Hi Team,
I have a process that updates values in a batch of records via the REST API, and I am looking to reduce the API calls required.
My understanding of the bulk update, is that it places the SAME value in multiple records via one call. Example:
If my question is: Is the item red?
And the answer varies per record, using bulk update I can only say all true or all false.
Correct me if I am wrong here…
And while I could do two calls here, one for true and one for false, the logic permutations become impossible if say I am updating 3-10+ fields per record with unique values per record.
If I could submit a JSON array of record objects (for example), each object referencing the objectId, then this could all be done in one API call.
Is that (or an alternative) possible and I have missed it in the docs somehow?
Right now, one batch update of 250 records is 250 calls, and to keep under rate limits, this means that iterating through 30k records takes a couple of hours.
I don’t need to update 30k records in one call, but even just 1 call for 250 records would reduce the overhead considerably and i could do that more frequently.
Thanks!
Hello @Will_Sargent,
I can sugest you to check our Transactions API, it also allows you to update multiple objects at once.It’s the only way to update several objects using one request.
Regards,
Olha
Hi @olhadanylova,
Thank you for the suggestion of this API.
It looks like to achieve what I am after, I need to chain multiple units of work together.
So I am thinking that If I have 250 unique records to update, each with a unique set of new values, then I need to chain 250 single record update operations together into a single transaction.
Does this sound correct?
The one downside is that if one update fails (possible in some scenarios but unlikely in this one ( I think), since I just retrieved the records being updated in this case) the entire batch rolls-back, and I have to handle that exception.
Thanks
Hi @Will_Sargent ,
It looks like to achieve what I am after, I need to chain multiple units of work together.

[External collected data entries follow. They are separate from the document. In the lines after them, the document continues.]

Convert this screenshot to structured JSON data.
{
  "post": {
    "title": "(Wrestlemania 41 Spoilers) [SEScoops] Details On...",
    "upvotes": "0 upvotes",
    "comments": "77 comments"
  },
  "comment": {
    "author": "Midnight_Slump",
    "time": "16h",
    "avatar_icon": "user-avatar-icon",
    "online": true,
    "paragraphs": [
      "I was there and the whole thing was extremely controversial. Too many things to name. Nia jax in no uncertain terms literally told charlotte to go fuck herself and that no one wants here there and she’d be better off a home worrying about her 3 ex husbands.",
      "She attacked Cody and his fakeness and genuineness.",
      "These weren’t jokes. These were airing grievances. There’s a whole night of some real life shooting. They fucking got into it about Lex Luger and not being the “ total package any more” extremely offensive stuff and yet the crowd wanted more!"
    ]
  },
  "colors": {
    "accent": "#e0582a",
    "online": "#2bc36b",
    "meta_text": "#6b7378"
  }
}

Yes, you are correct. You will need to execute bunch of “units of work”.
So I am thinking that If I have 250 unique records to update, each with a unique set of new values, then I need to chain 250 single record update operations together into a single transaction.
In general, you are correct about idea. But your batches will be smaller since transaction API puts restrictions on amount of operations per transaction. For example Cloud99 allows 20 operations per transaction.
The one downside is that if one update fails the entire batch rolls-back, and I have to handle that exception.
Yes, you are correct. You will need to handle errors in your client code.
But unfortunatelly this is the only way at the current moment in which you can reduce amount of API calls.
Regards, Andriy
Ok, Since i am on Cloud 9 that puts me at 10 operations per transaction (which is probably better than 250 anyway). That reduces API calls to 25, which is certainly better than 250.
I’ll take a look at this, thanks for reminding me on the transaction size limits.